Normative ed interventi specifici per la disabilità sono rilevabili anche in ambito di trasporto privato con l’introduzione della patente speciale e del contrassegno per gli invalidi civili e di normative relative la riserva di parcheggi ai disabili.
Inoltre a livello mondiale la Convenzione ONU dei diritti delle persone disabili ha sancito l’obbligatorietà del diritto alla mobilità delle persone con handicap.
In materia di mobilità il quadro generale si completa con tutta l’area sulle barriere architettoniche e gli interventi per il loro superamento.
Il trasporto collettivo risulta competitivo rispetto a quello individuale solo per gli spostamenti diretti verso le zone centrali delle maggiori aree urbane. Ha senso allora investire ingenti risorse pubbliche per convincere un ristretto numero di automobilisti a salire sui mezzi pubblici? Forse sarebbe preferibile realizzare infrastrutture stradali sotterranee a pedaggio. Una soluzione più sostenibile in termini di finanza pubblica, vantaggiosa anche per l’ambiente.
La “socialità” dell’attuale politica dei trasporti è quanto meno dubbia.

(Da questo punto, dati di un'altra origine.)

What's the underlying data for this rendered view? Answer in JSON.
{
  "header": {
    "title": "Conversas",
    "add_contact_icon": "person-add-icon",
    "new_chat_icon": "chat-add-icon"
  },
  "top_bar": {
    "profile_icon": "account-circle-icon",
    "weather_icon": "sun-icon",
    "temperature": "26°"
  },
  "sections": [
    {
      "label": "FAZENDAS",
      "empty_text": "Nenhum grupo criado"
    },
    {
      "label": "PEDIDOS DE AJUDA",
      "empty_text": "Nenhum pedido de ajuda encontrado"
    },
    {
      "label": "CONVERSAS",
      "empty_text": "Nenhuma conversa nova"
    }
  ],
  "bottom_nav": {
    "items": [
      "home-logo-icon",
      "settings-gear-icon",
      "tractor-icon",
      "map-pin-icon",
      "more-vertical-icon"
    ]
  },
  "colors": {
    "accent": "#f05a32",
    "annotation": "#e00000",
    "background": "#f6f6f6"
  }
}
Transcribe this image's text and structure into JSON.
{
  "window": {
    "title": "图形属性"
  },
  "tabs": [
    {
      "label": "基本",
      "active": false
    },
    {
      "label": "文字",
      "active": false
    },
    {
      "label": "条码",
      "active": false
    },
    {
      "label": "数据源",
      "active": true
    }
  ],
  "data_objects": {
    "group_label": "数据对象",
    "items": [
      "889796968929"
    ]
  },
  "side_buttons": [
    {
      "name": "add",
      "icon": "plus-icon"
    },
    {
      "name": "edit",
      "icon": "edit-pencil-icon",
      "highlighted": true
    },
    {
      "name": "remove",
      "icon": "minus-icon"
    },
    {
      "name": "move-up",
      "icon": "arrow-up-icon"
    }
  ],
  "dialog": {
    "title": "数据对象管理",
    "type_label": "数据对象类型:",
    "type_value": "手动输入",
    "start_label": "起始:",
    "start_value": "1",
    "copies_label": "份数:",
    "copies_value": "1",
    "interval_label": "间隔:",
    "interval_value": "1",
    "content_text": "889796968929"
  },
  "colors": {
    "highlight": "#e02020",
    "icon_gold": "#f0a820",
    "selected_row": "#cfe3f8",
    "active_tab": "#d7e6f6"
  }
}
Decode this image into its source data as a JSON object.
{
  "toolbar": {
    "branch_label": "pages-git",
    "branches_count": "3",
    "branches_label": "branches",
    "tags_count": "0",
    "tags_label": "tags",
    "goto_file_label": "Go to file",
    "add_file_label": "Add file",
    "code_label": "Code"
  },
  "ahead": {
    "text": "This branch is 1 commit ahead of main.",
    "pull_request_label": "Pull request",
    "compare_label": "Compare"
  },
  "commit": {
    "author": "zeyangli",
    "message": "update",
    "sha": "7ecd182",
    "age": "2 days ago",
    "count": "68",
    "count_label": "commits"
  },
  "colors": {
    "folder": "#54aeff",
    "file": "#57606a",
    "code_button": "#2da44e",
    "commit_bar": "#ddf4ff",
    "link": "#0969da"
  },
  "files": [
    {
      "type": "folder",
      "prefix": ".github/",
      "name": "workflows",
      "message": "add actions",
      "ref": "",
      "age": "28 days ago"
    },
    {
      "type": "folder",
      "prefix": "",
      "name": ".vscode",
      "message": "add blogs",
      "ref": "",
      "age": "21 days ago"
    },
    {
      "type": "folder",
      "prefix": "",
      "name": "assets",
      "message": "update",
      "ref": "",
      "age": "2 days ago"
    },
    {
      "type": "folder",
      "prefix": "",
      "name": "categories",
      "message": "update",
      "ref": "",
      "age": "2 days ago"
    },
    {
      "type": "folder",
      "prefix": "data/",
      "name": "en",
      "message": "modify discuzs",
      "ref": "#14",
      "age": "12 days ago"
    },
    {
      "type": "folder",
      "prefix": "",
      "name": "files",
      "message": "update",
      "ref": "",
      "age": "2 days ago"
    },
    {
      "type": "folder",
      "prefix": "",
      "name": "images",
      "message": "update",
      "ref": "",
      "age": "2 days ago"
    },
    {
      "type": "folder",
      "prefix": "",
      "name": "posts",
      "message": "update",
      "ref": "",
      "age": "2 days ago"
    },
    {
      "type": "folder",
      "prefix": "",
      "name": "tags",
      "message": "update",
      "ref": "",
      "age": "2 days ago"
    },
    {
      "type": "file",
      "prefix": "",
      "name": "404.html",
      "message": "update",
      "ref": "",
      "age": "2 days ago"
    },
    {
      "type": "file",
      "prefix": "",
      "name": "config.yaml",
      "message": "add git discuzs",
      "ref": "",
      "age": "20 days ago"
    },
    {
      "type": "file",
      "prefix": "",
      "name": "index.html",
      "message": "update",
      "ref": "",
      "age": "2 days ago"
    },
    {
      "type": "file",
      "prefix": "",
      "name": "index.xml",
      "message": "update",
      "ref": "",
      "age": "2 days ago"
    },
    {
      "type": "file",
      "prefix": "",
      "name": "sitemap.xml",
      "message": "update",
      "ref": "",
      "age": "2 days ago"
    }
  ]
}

Come ha scritto Marco Ponti: “La gran parte degli utenti del trasporto pubblico sono oggi studenti, anziani, “casalinghe”, impiegati nelle aree centrali distolti dall’uso dell’auto dalla congestione. Queste categorie hanno redditi molto articolati al proprio interno; e certamente non contraddistinguono più le categorie “svantaggiate” sul piano strettamente economico. Le categorie operaie, o del terziario meno remunerato, risiedono e lavorano in aree periferiche ai grandi centri; si muovono dunque non sulle linee radiali, ben servite (e servibili) dal trasporto pubblico, ma lungo percorsi tangenziali periferici, in cui l’uso dell’auto propria non ha alternative. Questi automobilisti di fatto sussidiano, con le loro tasse, i “commuters” che si recano nelle aree centrali, dove le retribuzioni (o i consumi) sono di livello più elevato”
Estendo il caso Svizzera.
1- Una rete ferroviaria e di trasporti urbani efficienti (e conveniente, con un abbonamento generale accessibile praticamente a tutti) ha l’effetto non solo di incentivare notevolmente l’utilizzo del treno, ma favorisce una rete di trasporti merci su rotaia notevolmente più efficiente. Gli italiani che percorrono in auto le autostrade svizzere e del nord Europa notano non tanto un minor traffico automobilistico (solo il 3% in meno in Svizzera secondo l’articolo) ma quanto una notevole minor quota di trasporto merci su gomma (dove sono i camion?). Questo è un effetto accessorio della efficienza della rete ferroviaria, non necessariamente legato all’alta velocità del trasporto passeggeri.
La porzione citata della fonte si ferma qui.